Talvez por saudade do meu país, uma saudadezinha de ouvir todos nossos sotaques, morder nossas frutas, me embrenhar em nossos botecos e me empanar nas areias das nossas praias, uma vontade insistente de pão de queijo andava me tentando o juízo. Começo a pensar em Minas Gerais, celeiro desse pão queijudo. Nas tantas idas em que vivi esse tempo dilatado, na cozinha monumental desse lugar, na arte e nos ofícios das mulheres que vem de lá: no café da Luci, nas telas de Maria Auxiliadora, nas letras de Adélia Prado, Conceição Evaristo, Carolina Maria de Jesus, Ana Maria Gonçalves — todas obras de Minas — e vou acalmando as ideias. Folheio os livros que trouxe na mala e a angústia vai sumindo de vista.
Grande Desejo
Não sou matrona, mãe dos Gracos, Cornélia,
sou é mulher do povo, mãe de filhos, Adélia.
Faço comida e como.
Aos domingos bato o osso no prato pra chamar o cachorro
e atiro os restos.
Quando dói, grito ai,
quando é bom, fico bruta,
as sensibilidades sem governo.
Mas tenho meus prantos,
claridades atrás do meu estômago humilde
e fortíssima voz pra cânticos de festa.
Quando escrever o livro com o meu nome
e o nome que eu vou pôr nele, vou com ele a uma igreja,
a uma lápide, a um descampado,
para chorar, chorar, e chorar,
requintada e esquisita como uma dama.— Adélia Prado, Bagagem, 1976
No trabalho das minas de ouro que deram nome ao estado, a mão-de-obra de africanos escravizados era seletiva, quase na totalidade formada por escravizados traficados desde a Costa da Mina. Era uma exigência dos senhores escravistas, uma vez que os negros minas detinham o conhecimento em mineração e metalurgia que faltava nos nativos brasileiros. Num intervalo de algumas décadas do século 18, o número de escravizados no território mineiro mais do que triplicou. Em 1786, eram perto de 174 mil concentrados apenas nessa atividade, separando as pepitas de ouro do cascalho depositado nos fundos dos rios. Nessa altura, o território mineiro já estava salpicado de quilombos, vendas, tabuleiros, quituteiras e todas as formas de resistência espalhadas por todos seus arraiais. Com elas, roçados do que a terra desse — de mandioca, sobretudo, e porque se prestava a muitos subprodutos. De um deles, o polvilho (ou fécula), invariavelmente, sem origem certa, em algum momento iluminado, nasce o pão de queijo.

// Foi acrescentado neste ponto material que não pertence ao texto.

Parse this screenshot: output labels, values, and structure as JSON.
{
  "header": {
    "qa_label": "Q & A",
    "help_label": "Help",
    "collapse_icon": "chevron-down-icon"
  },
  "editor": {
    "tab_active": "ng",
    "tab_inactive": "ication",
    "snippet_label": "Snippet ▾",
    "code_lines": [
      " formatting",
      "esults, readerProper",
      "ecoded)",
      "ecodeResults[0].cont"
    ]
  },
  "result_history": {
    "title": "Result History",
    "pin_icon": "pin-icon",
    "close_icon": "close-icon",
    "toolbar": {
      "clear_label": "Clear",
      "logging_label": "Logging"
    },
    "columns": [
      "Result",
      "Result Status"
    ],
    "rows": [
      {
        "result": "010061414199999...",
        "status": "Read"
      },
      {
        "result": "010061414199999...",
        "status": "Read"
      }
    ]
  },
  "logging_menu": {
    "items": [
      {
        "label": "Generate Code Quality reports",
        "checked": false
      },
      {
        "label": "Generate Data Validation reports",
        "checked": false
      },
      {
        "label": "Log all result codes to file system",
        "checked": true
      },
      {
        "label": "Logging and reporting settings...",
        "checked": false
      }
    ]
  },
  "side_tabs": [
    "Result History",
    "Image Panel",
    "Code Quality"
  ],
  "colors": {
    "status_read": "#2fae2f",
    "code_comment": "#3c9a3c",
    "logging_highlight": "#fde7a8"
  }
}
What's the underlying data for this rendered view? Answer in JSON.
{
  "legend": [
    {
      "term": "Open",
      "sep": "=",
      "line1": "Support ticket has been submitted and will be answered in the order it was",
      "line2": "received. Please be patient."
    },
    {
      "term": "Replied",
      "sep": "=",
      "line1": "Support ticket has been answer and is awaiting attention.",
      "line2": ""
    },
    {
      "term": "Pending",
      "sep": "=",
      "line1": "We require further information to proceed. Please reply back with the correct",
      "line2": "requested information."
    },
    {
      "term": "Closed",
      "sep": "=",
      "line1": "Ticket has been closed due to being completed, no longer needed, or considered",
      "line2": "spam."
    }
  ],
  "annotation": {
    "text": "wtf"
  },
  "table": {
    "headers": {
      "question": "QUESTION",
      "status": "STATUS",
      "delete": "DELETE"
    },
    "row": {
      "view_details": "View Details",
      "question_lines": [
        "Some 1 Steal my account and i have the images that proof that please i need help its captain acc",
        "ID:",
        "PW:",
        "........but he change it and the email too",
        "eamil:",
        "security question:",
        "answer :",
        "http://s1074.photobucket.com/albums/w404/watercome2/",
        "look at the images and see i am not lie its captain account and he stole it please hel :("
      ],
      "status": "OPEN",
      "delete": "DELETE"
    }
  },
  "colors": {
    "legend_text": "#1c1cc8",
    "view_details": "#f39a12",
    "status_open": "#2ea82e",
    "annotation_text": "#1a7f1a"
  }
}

Minha primeira lembrança de um dente de leite que perdi foi dentro de um pão de queijo borrachudo, no recreio da escola. Mordi despreocupado e vi a massa ensanguentada. Apoiei-me no bebedouro, bebi água e senti o gosto metálico. O dente tinha sumido no meio daquele mar liguento, e deve ter ido junto com ele pro meu estômago. Nas pausas da faculdade e dos cursos de teatro que fiz, pão de queijo era sinônimo de um instante pequeno, conhecido e seguro. O que havia de mais barato nas estufas, vendido em unidade se grande, do tamanho da palma da mão, ou pequeno em porções de números ímpares, no saquinho de papel pardo ou num copão.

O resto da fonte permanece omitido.